13 - O conselho de disciplina nacional decide no prazo de trinta dias contado a partir do decurso do prazo mencionado no n.º 9 do presente artigo, ou do dia em que tenha lugar a última diligência de prova que haja sido requerida.
14 - O conselho de disciplina nacional pode confirmar ou revogar o ato recorrido, bem como, se for caso disso, anular no todo ou em parte, o procedimento disciplinar e determinar a realização de nova instrução ou de diligências complementares.
15 - A sanção disciplinar só pode ser agravada ou substituída por sanção disciplinar mais grave em resultado de recurso do participante.
Artigo 57.º
Impugnação contenciosa
As decisões proferidas pelo conselho de disciplina nacional e pelos conselhos disciplinares regionais são suscetíveis de impugnação contenciosa, nos termos gerais da lei processual administrativa.
SECÇÃO VIII
REVISÃO
Artigo 58.º
Requisitos da revisão
1 - É admissível revisão de decisão definitiva proferida pelos órgãos da Ordem com competência disciplinar, nos casos enumerados no artigo 87.º do Estatuto.
2 - O arguido condenado, o participante ou qualquer interessado direto afetado pela decisão ou, sendo estes falecidos, os seus descendentes, ascendentes, cônjuges ou irmãos, bem como os respetivos representantes podem apresentar requerimento de revisão da decisão ao órgão que proferiu a decisão disciplinar.
3 - O requerimento deve indicar as circunstâncias ou meios de prova não considerados no procedimento disciplinar que ao requerente parecem justificar a revisão e é instruído com os documentos indispensáveis.
Artigo 59.º
Decisão sobre o requerimento
1 - A concessão de revisão é tomada no prazo de trinta dias e depende de deliberação tomada por maioria absoluta dos membros do órgão que proferiu a decisão disciplinar.
2 - A deliberação que não conceder a revisão é impugnável nos termos do Código de Processo nos Tribunais Administrativos.
Artigo 60.º
Tramitação
Se for concedida a revisão, ela é apensa ao procedimento disciplinar, nomeando-se um relator diferente do primeiro, que marcará ao interessado prazo não inferior a dez dias nem superior a vinte dias para responder por escrito aos articulados de acusação constantes do procedimento a rever, seguindo-se os termos dos artigos 38.º e seguintes.
Artigo 61.º
Efeito sobre o cumprimento da pena
A revisão do procedimento não suspende o cumprimento da pena.
Artigo 62.º
Efeitos da revisão procedente
1 - Julgando-se procedente a revisão é revogada ou alterada a decisão proferida no procedimento revisto.
2 - A revogação produz os seguintes efeitos:
a) O cancelamento do registo da pena no processo individual do arquiteto;
b) A anulação dos efeitos da pena;
c) A publicitação da revisão, nos mesmos termos que foi publicado o acórdão revisto.
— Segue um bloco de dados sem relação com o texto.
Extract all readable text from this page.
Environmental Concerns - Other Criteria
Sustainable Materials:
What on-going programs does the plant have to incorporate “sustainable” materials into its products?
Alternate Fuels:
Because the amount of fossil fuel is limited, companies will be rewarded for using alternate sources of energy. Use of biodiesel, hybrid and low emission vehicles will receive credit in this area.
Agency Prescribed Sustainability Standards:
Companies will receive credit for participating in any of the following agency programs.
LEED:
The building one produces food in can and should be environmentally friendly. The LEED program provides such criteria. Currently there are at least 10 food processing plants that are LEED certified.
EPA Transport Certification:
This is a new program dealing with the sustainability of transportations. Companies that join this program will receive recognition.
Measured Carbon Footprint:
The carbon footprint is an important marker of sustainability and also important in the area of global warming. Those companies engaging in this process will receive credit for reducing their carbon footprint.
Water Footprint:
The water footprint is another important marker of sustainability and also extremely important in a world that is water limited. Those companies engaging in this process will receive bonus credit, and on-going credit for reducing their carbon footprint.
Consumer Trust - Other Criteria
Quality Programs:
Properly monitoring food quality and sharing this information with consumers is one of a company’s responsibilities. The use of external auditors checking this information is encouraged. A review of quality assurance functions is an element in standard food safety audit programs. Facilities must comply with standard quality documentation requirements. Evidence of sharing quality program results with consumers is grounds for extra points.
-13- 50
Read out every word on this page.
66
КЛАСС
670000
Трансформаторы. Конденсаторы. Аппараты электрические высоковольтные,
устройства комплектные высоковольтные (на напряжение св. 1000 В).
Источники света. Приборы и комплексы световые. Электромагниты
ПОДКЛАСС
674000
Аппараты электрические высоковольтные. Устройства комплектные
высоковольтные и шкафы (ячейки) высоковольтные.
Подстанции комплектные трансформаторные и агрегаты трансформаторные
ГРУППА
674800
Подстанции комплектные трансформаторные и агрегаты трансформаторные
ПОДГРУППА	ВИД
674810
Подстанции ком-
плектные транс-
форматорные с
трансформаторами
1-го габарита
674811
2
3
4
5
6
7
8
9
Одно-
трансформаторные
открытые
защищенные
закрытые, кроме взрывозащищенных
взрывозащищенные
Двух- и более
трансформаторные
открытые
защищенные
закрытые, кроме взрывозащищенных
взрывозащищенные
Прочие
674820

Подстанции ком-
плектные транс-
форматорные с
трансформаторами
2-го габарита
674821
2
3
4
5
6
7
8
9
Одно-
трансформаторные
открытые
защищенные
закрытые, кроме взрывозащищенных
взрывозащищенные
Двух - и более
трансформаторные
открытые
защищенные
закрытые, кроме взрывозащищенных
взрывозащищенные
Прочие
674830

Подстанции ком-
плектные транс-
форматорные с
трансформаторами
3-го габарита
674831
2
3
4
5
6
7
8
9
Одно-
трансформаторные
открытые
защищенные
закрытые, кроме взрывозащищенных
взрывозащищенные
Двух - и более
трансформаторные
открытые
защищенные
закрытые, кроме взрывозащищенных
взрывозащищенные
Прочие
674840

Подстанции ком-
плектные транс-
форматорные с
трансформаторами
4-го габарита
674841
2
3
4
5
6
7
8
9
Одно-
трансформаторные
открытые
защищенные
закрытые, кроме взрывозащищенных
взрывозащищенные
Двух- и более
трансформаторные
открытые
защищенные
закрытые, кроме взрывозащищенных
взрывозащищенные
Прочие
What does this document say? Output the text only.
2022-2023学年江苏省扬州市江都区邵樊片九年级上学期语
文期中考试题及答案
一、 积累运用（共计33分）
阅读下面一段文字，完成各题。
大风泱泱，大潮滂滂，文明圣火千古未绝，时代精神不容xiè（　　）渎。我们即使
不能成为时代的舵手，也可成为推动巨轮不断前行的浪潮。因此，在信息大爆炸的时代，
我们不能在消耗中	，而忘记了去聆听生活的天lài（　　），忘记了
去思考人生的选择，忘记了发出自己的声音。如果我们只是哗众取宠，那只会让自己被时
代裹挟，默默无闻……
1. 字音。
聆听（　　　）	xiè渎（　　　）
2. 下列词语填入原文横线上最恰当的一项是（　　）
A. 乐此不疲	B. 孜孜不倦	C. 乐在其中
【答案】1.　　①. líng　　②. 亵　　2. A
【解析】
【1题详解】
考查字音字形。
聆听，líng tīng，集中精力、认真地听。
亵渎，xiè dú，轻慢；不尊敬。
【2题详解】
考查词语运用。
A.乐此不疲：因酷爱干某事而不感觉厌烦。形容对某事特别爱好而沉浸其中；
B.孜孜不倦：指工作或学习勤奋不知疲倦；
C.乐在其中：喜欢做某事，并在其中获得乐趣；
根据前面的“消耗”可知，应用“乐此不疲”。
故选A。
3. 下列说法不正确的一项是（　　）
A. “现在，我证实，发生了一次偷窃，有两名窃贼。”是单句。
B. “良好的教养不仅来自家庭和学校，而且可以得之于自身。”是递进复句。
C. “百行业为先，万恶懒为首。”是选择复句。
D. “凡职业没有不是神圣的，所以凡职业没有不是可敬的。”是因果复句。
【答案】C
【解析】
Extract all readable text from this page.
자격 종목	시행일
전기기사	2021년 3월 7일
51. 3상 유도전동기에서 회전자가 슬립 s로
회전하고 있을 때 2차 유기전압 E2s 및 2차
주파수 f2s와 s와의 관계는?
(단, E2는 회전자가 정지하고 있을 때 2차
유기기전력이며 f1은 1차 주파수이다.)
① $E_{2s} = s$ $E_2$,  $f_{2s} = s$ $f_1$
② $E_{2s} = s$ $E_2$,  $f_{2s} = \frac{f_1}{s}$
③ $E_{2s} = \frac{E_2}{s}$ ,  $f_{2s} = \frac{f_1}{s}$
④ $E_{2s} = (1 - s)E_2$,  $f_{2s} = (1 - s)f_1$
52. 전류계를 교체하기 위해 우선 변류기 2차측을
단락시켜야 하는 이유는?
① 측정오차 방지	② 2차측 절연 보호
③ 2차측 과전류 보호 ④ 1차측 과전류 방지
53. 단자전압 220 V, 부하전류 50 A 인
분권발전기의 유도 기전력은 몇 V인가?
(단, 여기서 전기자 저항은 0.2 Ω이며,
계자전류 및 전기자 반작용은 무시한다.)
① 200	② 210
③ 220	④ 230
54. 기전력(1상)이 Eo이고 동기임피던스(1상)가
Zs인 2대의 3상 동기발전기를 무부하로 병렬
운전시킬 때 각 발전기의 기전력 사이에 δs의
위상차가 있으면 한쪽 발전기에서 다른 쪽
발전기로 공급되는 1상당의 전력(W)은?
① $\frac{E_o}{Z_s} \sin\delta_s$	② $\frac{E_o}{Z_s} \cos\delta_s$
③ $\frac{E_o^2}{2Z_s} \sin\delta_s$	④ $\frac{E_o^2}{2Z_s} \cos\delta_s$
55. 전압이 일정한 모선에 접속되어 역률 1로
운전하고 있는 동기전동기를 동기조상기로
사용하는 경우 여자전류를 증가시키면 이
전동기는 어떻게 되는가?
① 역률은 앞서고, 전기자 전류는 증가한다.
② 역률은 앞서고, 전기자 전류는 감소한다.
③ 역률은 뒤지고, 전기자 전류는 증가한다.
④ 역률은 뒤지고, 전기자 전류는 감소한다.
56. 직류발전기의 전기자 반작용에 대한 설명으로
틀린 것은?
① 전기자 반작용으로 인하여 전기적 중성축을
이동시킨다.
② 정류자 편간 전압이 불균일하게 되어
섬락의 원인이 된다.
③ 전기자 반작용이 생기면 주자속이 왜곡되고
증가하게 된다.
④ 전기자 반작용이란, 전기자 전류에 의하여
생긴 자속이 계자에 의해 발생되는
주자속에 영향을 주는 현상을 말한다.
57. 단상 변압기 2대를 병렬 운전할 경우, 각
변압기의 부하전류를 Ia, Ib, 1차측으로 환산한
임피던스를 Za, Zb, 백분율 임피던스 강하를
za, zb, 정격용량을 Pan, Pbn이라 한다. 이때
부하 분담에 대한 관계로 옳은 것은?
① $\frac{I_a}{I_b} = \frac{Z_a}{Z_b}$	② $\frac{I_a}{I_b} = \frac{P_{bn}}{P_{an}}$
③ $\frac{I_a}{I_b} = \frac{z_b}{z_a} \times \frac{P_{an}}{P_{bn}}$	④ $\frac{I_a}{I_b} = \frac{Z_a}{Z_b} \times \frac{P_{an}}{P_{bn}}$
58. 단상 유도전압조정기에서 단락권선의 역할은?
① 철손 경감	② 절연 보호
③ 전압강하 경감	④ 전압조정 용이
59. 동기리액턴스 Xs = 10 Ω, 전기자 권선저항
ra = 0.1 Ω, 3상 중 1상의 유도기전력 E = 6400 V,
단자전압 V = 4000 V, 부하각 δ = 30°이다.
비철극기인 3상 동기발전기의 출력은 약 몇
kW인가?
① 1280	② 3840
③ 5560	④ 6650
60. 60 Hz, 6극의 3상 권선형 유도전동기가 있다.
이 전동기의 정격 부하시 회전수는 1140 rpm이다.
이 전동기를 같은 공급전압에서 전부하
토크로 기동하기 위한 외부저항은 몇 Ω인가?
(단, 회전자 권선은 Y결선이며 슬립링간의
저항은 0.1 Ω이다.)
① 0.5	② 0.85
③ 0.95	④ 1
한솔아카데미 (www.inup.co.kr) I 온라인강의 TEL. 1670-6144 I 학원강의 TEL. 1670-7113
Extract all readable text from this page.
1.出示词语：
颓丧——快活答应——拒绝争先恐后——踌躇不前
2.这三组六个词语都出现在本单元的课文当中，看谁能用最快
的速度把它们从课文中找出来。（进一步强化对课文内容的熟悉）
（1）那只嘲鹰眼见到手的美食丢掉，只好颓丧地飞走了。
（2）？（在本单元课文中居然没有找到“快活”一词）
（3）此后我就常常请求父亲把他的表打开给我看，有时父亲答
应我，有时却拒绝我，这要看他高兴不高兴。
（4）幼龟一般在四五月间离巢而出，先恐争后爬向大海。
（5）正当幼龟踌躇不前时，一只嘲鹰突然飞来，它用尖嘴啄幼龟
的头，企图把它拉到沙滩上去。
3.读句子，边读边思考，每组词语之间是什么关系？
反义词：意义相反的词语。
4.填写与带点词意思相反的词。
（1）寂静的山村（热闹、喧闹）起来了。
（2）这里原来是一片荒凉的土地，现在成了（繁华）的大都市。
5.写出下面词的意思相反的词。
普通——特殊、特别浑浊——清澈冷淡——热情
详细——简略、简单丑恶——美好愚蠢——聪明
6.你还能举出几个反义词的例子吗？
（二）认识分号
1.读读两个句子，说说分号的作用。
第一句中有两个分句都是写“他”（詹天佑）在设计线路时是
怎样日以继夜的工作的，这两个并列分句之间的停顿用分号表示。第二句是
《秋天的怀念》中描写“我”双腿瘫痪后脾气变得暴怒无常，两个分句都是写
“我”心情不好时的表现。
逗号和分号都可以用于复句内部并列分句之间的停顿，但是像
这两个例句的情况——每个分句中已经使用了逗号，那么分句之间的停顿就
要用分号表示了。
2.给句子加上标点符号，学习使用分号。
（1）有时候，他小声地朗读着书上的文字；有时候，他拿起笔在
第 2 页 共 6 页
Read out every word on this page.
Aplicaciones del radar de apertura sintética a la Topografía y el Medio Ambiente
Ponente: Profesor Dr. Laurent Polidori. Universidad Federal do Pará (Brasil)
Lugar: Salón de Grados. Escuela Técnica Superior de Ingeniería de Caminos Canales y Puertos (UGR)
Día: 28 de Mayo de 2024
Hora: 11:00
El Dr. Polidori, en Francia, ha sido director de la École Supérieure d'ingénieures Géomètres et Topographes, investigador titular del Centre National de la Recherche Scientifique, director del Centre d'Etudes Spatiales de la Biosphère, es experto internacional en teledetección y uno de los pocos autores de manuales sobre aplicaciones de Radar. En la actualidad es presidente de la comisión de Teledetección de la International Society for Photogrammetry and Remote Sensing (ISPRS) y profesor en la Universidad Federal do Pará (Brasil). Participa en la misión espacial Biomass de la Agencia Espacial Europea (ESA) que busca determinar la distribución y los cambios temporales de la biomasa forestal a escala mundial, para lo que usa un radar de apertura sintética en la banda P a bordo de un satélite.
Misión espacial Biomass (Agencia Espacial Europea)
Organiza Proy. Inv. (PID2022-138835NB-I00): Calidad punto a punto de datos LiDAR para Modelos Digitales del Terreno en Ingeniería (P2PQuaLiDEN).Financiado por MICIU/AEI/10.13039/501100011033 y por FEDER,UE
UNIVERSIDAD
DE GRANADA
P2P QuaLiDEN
3 - Se a revisão tiver sido concedida a requerimento do arguido condenado e houver lugar à aplicação de nova pena, esta não poderá ser agravada.
CAPÍTULO IV
DISPOSIÇÕES FINAIS
Artigo 63.º
Entrada em vigor
O presente Regulamento entra em vigor no dia seguinte ao da sua publicação no Diário da República e no sítio eletrónico da Ordem dos Arquitetos.
Artigo 64.º
Revogação
É revogado o Regulamento n.º 336/2016 - Regulamento de Deontologia e Procedimento Disciplinar - publicado no Diário da República, 2.ª série, em 30 de março de 2016.
11 de abril de 2026. - O Presidente da Assembleia de Delegados da Ordem dos Arquitectos, Arq.º Jorge Teixeira.